In Daily, Philip White. Unlocking Grenache in its heartland.
Whitey begins a series about one of his besties: that elusive fine Grenache.
Enter the Bekkers, Toby and Emmanuelle, both winemakers. “A valley floor parcel from the gravels and clays of the Christies Beach Formation contributes density, structure and framework to our Grenache, while Blewitt Springs and Kangarilla – both Maslin Sands – fruit allows us some latitude to finetune the style,” Toby says.
“The lighter weight and pretty aromatics of these later ripening parcels complement our more robust valley floor parcel.”
While perhaps reluctant to link Grenache flavour directly to geology – he suspects altitude is more significant – Bekkers is happy to use the old geological mappers’ trick of adopting native flora as an above-ground indicator of geology and thence flavour.
“One of my interests is looking at remnant native vegetation and its relationship to site – particularly elevation and soil type,” he says.

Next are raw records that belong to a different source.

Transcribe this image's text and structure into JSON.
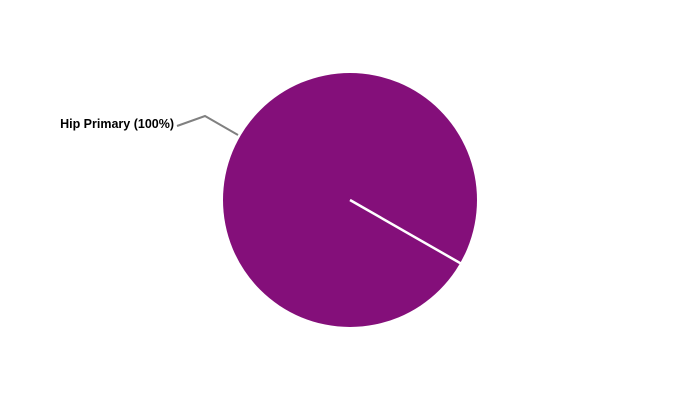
{
  "chart_data": {
    "type": "pie",
    "slices": [
      {
        "label": "Hip Primary",
        "value": 100,
        "percent_label": "Hip Primary (100%)",
        "color": "#840F7A"
      }
    ],
    "legend": "none",
    "leader_line_color": "#808080"
  }
}
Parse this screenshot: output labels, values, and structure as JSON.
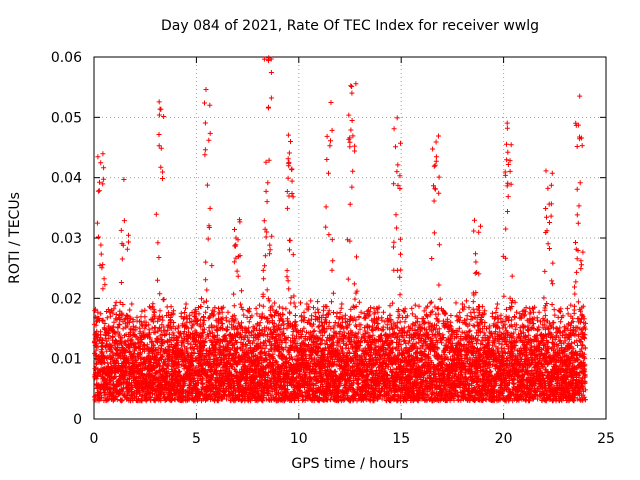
{
  "chart_data": {
    "type": "scatter",
    "title": "Day 084 of 2021, Rate Of TEC Index for receiver wwlg",
    "xlabel": "GPS time / hours",
    "ylabel": "ROTI / TECUs",
    "xlim": [
      0,
      25
    ],
    "ylim": [
      0,
      0.06
    ],
    "xticks": [
      "0",
      "5",
      "10",
      "15",
      "20",
      "25"
    ],
    "yticks": [
      "0",
      "0.01",
      "0.02",
      "0.03",
      "0.04",
      "0.05",
      "0.06"
    ],
    "grid": true,
    "marker": "+",
    "color": "#ff0000",
    "series": [
      {
        "name": "ROTI",
        "bursts": [
          {
            "t": 0.3,
            "peak": 0.045
          },
          {
            "t": 1.5,
            "peak": 0.04
          },
          {
            "t": 3.2,
            "peak": 0.056
          },
          {
            "t": 5.5,
            "peak": 0.055
          },
          {
            "t": 7.0,
            "peak": 0.035
          },
          {
            "t": 8.5,
            "peak": 0.06
          },
          {
            "t": 9.6,
            "peak": 0.048
          },
          {
            "t": 11.5,
            "peak": 0.055
          },
          {
            "t": 12.6,
            "peak": 0.056
          },
          {
            "t": 14.8,
            "peak": 0.05
          },
          {
            "t": 16.7,
            "peak": 0.048
          },
          {
            "t": 18.7,
            "peak": 0.033
          },
          {
            "t": 20.2,
            "peak": 0.05
          },
          {
            "t": 22.2,
            "peak": 0.042
          },
          {
            "t": 23.7,
            "peak": 0.054
          }
        ],
        "baseline_range": [
          0.003,
          0.02
        ],
        "sampling_interval_hours": 0.0083
      }
    ]
  }
}
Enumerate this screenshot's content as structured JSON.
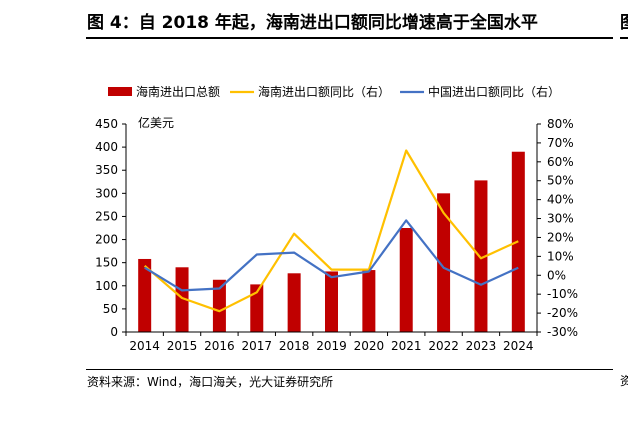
{
  "title": "图 4：自 2018 年起，海南进出口额同比增速高于全国水平",
  "source": "资料来源：Wind，海口海关，光大证券研究所",
  "edge_glyph_top": "图",
  "edge_glyph_bottom": "资",
  "chart_data": {
    "type": "bar+line",
    "categories": [
      "2014",
      "2015",
      "2016",
      "2017",
      "2018",
      "2019",
      "2020",
      "2021",
      "2022",
      "2023",
      "2024"
    ],
    "y_left": {
      "label": "亿美元",
      "range": [
        0,
        450
      ],
      "ticks": [
        0,
        50,
        100,
        150,
        200,
        250,
        300,
        350,
        400,
        450
      ]
    },
    "y_right": {
      "range": [
        -30,
        80
      ],
      "ticks": [
        "-30%",
        "-20%",
        "-10%",
        "0%",
        "10%",
        "20%",
        "30%",
        "40%",
        "50%",
        "60%",
        "70%",
        "80%"
      ],
      "tick_values": [
        -30,
        -20,
        -10,
        0,
        10,
        20,
        30,
        40,
        50,
        60,
        70,
        80
      ]
    },
    "series": [
      {
        "name": "海南进出口总额",
        "type": "bar",
        "axis": "left",
        "color": "#c00000",
        "values": [
          158,
          140,
          113,
          103,
          127,
          131,
          134,
          225,
          300,
          328,
          390
        ]
      },
      {
        "name": "海南进出口额同比（右）",
        "type": "line",
        "axis": "right",
        "color": "#ffc000",
        "values": [
          5,
          -12,
          -19,
          -9,
          22,
          3,
          3,
          66,
          33,
          9,
          18
        ]
      },
      {
        "name": "中国进出口额同比（右）",
        "type": "line",
        "axis": "right",
        "color": "#4472c4",
        "values": [
          4,
          -8,
          -7,
          11,
          12,
          -1,
          2,
          29,
          4,
          -5,
          4
        ]
      }
    ]
  }
}
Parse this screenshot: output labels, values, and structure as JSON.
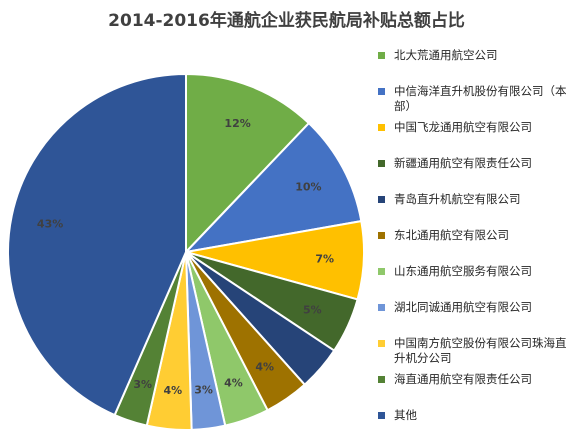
{
  "chart_data": {
    "type": "pie",
    "title": "2014-2016年通航企业获民航局补贴总额占比",
    "legend_position": "right",
    "slices": [
      {
        "name": "北大荒通用航空公司",
        "value": 12,
        "label": "12%",
        "color": "#70ad47"
      },
      {
        "name": "中信海洋直升机股份有限公司（本部）",
        "value": 10,
        "label": "10%",
        "color": "#4472c4"
      },
      {
        "name": "中国飞龙通用航空有限公司",
        "value": 7,
        "label": "7%",
        "color": "#ffc000"
      },
      {
        "name": "新疆通用航空有限责任公司",
        "value": 5,
        "label": "5%",
        "color": "#43682b"
      },
      {
        "name": "青岛直升机航空有限公司",
        "value": 4,
        "label": "",
        "color": "#264478"
      },
      {
        "name": "东北通用航空有限公司",
        "value": 4,
        "label": "4%",
        "color": "#9e7200"
      },
      {
        "name": "山东通用航空服务有限公司",
        "value": 4,
        "label": "4%",
        "color": "#8fc86a"
      },
      {
        "name": "湖北同诚通用航空有限公司",
        "value": 3,
        "label": "3%",
        "color": "#6f95d8"
      },
      {
        "name": "中国南方航空股份有限公司珠海直升机分公司",
        "value": 4,
        "label": "4%",
        "color": "#ffcd33"
      },
      {
        "name": "海直通用航空有限责任公司",
        "value": 3,
        "label": "3%",
        "color": "#548235"
      },
      {
        "name": "其他",
        "value": 43,
        "label": "43%",
        "color": "#2f5597"
      }
    ]
  }
}
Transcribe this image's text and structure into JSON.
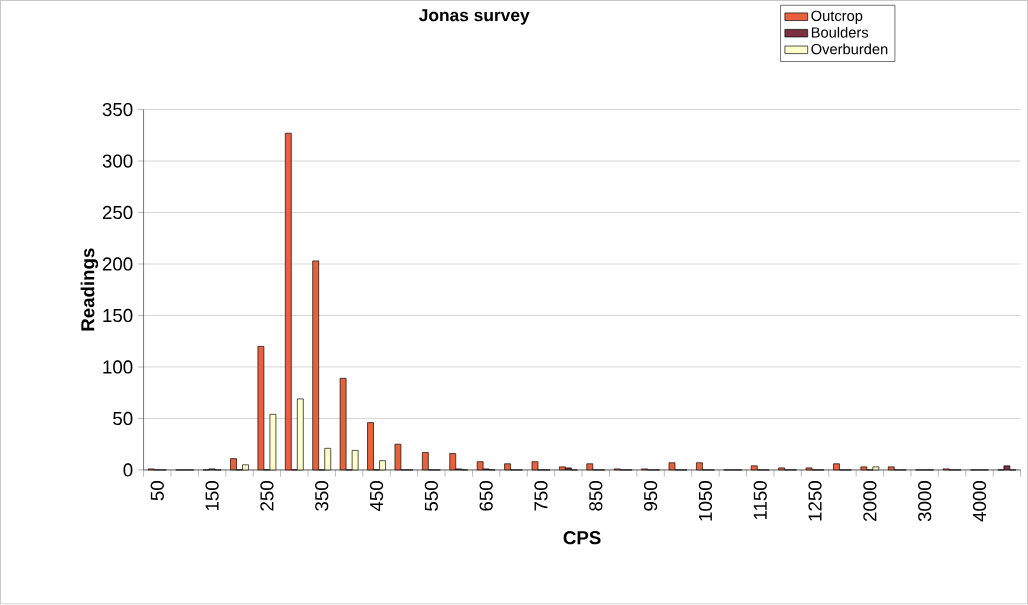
{
  "chart_data": {
    "type": "bar",
    "title": "Jonas survey",
    "xlabel": "CPS",
    "ylabel": "Readings",
    "categories": [
      "50",
      null,
      "150",
      null,
      "250",
      null,
      "350",
      null,
      "450",
      null,
      "550",
      null,
      "650",
      null,
      "750",
      null,
      "850",
      null,
      "950",
      null,
      "1050",
      null,
      "1150",
      null,
      "1250",
      null,
      "2000",
      null,
      "3000",
      null,
      "4000",
      null
    ],
    "series": [
      {
        "name": "Outcrop",
        "color": "#e8603c",
        "values": [
          1,
          0,
          0,
          11,
          120,
          327,
          203,
          89,
          46,
          25,
          17,
          16,
          8,
          6,
          8,
          3,
          6,
          1,
          1,
          7,
          7,
          0,
          4,
          2,
          2,
          6,
          3,
          3,
          0,
          1,
          0,
          0
        ]
      },
      {
        "name": "Boulders",
        "color": "#7a3040",
        "values": [
          0,
          0,
          1,
          0,
          0,
          0,
          0,
          0,
          0,
          0,
          0,
          1,
          1,
          0,
          0,
          2,
          0,
          0,
          0,
          0,
          0,
          0,
          0,
          0,
          0,
          0,
          0,
          0,
          0,
          0,
          0,
          4
        ]
      },
      {
        "name": "Overburden",
        "color": "#ffffcc",
        "values": [
          0,
          0,
          0,
          5,
          54,
          69,
          21,
          19,
          9,
          0,
          0,
          0,
          0,
          0,
          0,
          0,
          0,
          0,
          0,
          0,
          0,
          0,
          0,
          0,
          0,
          0,
          3,
          0,
          0,
          0,
          0,
          0
        ]
      }
    ],
    "ylim": [
      0,
      350
    ],
    "yticks": [
      0,
      50,
      100,
      150,
      200,
      250,
      300,
      350
    ],
    "grid": "y",
    "legend": "top right"
  }
}
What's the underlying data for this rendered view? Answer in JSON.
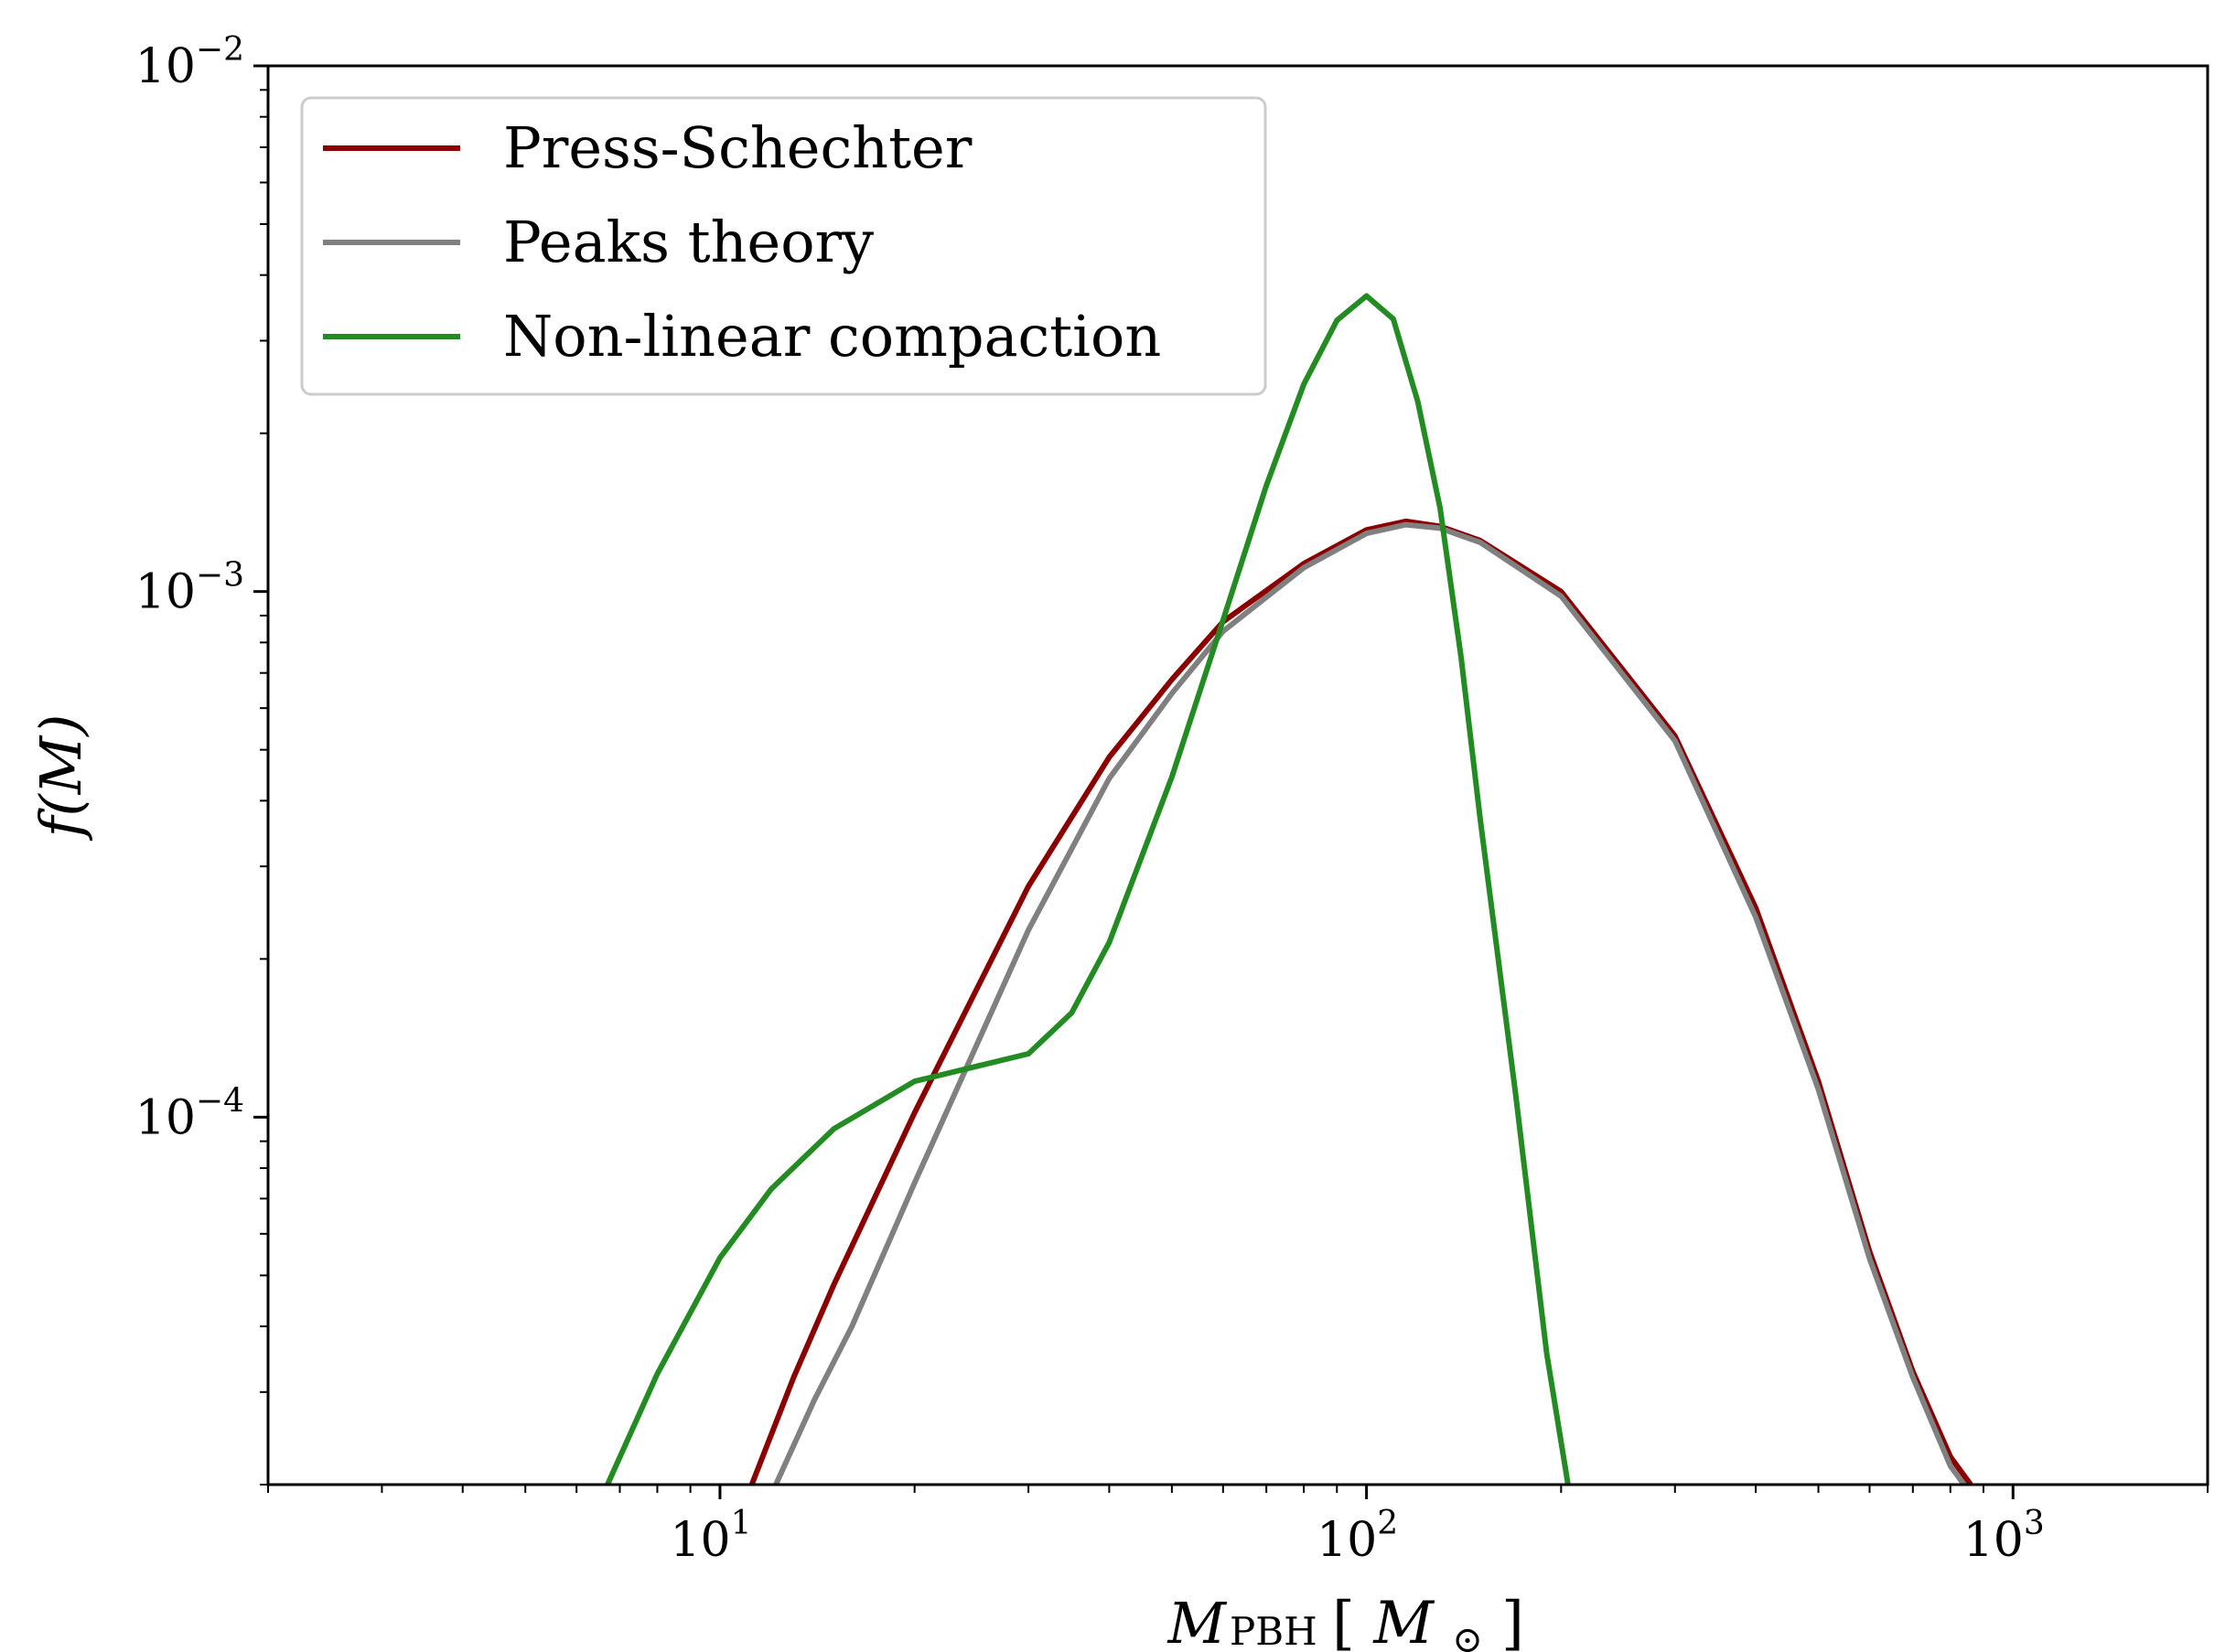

“Take Blewitt Springs: vegetation: Pinkgum, Yakka, Banksia. Indicators of deep bleached sand over orange clay. Combined with some elevation, this results in really perfumed, slightly lighter-bodied Grenache and Shiraz …
“Compared to Seaview? Vegetation: Mallee Box eucalypt, Casuarina, Wattle. Indicators of shallow red or grey loam over rock, calcrete and clay. Restricts access to moisture. Lower elevation and closer to coast means warmer and earlier ripening. Results in darker-fruited Grenache/Shiraz and enhanced concentration. Tannin profile is more intense/robust.
“In our case, we use some of the denser material as the core of the wine and then complement it with some aromatic punch from Blewitt Springs or Clarendon.”
So that’s a broad-brush summary of the sources in one district alone. Within McLaren Vale, Grenache, we seem to agree, is particularly deft at reflecting the flavours of its source.